‘Notable Woman’ on $10 Bill: Will It Be Harriet Tubman? (Updated)
Americans may soon be pulling stacks of Tubmans out of their wallets at the gas station. Treasury Secretary Jack Lew said the new face on the $10 bill will be a “notable woman.” Legendary abolitionist Harriet Tubman topped a poll organized by Women on 20, a women’s advocacy group. The poll asked people to vote on which woman they wanted to see on the new currency. Tubman beat out 15 other candidates, including former first lady Eleanor Roosevelt and civil rights activist Rosa Parks.
“America’s currency is a way for our nation to make a statement about who we are and what we stand for. Our paper bills — and the images of great American leaders and symbols they depict — have long been a way for us to honor our past and express our values,” Lew said in a statement. “We have only made changes to the faces on our currency a few times since bills were first put into circulation, and I’m proud that the new 10 will be the first bill in more than a century to feature the portrait of a woman.”
The new design will not eliminate Alexander Hamilton, whose image is currently on the $10 bill.
“There are many options for continuing to honor Hamilton. While one option is producing two bills, we are exploring a variety of possibilities,” Lew said.
The Huffington Post stated the new bills will be released in 2020, a century after the 19th Amendment guaranteed women the right to vote. A woman had also been suggested to replace President Andrew Jackson on the $20 bill.
Jackson is a controversial figure with some people calling for him to removed from the $20 bill because of his background, which includes racism and genocide. They argue a man who was responsible for the Indian Removal Act and the Trail of Tears should not be on our national currency.
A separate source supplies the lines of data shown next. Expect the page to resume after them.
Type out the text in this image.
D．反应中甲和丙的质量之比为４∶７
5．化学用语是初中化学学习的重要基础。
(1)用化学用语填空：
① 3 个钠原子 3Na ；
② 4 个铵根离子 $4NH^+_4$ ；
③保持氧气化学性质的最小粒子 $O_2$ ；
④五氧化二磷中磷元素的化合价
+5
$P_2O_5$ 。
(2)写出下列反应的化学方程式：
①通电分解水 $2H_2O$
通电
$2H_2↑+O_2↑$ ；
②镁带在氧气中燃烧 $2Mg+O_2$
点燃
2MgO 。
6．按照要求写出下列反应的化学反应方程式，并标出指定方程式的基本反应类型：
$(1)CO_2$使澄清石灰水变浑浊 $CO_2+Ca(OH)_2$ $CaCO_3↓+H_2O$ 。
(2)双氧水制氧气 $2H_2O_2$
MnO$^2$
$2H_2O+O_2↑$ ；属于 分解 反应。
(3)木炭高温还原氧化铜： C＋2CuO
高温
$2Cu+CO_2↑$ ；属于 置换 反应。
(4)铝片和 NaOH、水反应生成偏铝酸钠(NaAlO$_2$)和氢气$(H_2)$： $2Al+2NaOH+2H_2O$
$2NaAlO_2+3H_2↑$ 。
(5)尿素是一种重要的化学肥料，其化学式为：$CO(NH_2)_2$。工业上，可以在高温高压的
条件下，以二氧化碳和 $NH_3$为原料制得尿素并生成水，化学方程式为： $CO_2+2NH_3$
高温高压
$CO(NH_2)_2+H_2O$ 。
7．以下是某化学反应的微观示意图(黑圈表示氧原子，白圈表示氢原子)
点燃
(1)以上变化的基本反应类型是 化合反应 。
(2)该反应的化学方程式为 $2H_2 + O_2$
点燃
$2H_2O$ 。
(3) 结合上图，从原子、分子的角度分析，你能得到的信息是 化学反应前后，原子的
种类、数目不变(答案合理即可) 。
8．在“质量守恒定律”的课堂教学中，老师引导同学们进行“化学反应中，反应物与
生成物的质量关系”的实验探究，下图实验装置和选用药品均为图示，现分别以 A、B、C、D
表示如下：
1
According to Slate writer Jillian Keenan, “Even in historical context, our seventh president falls short. His racist policies were controversial even in his own time. After the Indian Removal Act only narrowly passed Congress, an 1832 Supreme Court ruling declared it unconstitutional.”
Keenan said Tubman’s legendary life, which includes escaping slavery, carrying out undercover missions to liberate slaves and serving as a Civil War spy and Army scout, would be much more worthy of recognition than Jackson.
“Personally, my vote goes to Harriet Tubman. If Jackson’s humble origins inspire people, you can’t start much lower than Tubman, who was born into slavery,” she said. “Although Tubman escaped to Philadelphia, she bravely risked her life to return to the South and help more than 300 enslaved people escape to freedom through the Underground Railroad. During the Civil War, she served our country as a nurse, armed scout, and spy for the Union Army, and wrapped up her heroic life by campaigning with Susan B. Anthony for women’s right to vote. It doesn’t get more inspirational than that.”
Sen. Jeanne Shaheen (D-New Hampshire), who wrote a bill calling for Lew to appoint a panel of citizens to find famous women who could appear on the $20 note, was pleased with the decision to put a woman on the $10 bill.
“Today, those voices all across the country calling for the contributions of women to be honored on our paper currency, were heard and now change is happening,” Shaheen said in a statement. “This announcement follows a tremendous grassroots movement that spread through the power of social media and good old-fashioned word-of-mouth. While it might not be the twenty-dollar bill, make no mistake, this is a historic announcement and a big step forward.”
This is a corrected version of an earlier story.